Już wiadomo, że ratowników będzie można spotkać w weekendy i słoneczne dni nad brzegami rzek w gminie Nawojowa. Natomiast w Nowym Sączu prawdopodobnie w lipcu i sierpniu patrole będą przeprowadzane codziennie. - Wypoczywających nad wodą będziemy uczyć pierwszej pomocy i przypominać o podstawowych zasadach bezpieczeństwa, bo z tym wciąż bywa różnie – mówi Dariusz Gerhart, naczelnik sądeckiego WOPRu.

To jednak nie koniec działań ratowników.

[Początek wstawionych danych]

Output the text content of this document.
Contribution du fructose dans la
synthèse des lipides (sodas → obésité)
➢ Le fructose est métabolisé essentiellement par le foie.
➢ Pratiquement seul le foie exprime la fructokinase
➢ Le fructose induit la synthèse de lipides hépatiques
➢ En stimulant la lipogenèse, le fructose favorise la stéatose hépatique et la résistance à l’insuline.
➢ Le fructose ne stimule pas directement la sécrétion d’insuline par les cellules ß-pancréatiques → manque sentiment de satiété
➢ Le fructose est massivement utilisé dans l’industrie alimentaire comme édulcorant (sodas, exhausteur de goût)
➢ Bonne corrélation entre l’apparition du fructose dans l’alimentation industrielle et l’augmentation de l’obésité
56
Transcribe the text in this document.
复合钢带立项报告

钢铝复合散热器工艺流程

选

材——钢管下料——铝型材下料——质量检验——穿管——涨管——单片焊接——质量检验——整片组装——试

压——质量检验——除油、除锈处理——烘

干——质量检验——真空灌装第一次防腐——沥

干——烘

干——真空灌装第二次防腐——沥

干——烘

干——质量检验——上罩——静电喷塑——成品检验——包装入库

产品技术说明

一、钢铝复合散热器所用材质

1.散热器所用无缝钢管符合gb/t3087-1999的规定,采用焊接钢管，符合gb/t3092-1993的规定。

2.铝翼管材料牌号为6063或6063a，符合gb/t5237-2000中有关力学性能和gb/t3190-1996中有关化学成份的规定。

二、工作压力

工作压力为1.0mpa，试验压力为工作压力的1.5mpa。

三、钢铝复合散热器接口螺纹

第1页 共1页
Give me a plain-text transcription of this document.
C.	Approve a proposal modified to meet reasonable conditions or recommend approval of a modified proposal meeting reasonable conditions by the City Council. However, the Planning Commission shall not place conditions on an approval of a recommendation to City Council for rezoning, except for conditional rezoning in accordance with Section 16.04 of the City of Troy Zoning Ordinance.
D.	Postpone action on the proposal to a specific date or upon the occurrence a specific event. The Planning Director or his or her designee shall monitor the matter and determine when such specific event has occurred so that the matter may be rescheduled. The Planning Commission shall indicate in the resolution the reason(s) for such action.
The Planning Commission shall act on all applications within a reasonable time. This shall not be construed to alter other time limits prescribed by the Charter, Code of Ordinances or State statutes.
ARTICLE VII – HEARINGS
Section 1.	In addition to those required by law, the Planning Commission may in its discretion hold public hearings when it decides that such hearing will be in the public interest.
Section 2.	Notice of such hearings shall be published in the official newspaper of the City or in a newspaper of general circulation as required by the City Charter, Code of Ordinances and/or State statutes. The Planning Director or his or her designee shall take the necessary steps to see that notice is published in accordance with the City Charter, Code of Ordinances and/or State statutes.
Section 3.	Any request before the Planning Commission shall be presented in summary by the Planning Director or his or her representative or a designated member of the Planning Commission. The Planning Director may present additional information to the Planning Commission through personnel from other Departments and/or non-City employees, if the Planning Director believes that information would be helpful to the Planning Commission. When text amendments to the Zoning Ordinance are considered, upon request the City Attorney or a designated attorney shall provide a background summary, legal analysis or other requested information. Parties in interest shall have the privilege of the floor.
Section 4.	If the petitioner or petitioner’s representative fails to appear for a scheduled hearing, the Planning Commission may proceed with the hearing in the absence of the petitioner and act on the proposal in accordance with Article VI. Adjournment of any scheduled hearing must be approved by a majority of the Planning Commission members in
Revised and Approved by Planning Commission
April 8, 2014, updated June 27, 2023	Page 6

WOPR tradycyjnie na przełomie maja i czerwca przeprowadzi pogadanki z uczniami w kilkunastu sądeckich szkołach. - Odwiedzimy dzieci z naszym sprzętem ratowniczym i będziemy uczyć jak się zachować w przypadku zagrożenia nad wodą – dodaje Dariusz Gerhart. 

- Najczęściej spotykamy się z dziećmi na salach gimnastycznych lub boiskach. Przeprowadzamy ćwiczenia, pokazujemy dzieciom jak trzeba zachowywać się nad wodą i jak można pomóc topiącemu się człowiekowi - wyjaśnia ratownik. 

W zeszłym roku między czerwcem, a sierpniem w Małopolsce utonęło 12 osób wypoczywających nad wodą. Do najtragiczniejszego zdarzenia na Sądecczyźnie doszło 19 czerwca. Wówczas w rzece Łososinka w miejscowości Witowice Górne utonął 43-letni mężczyzna, który kąpał się ze swoim 10-letnim synem.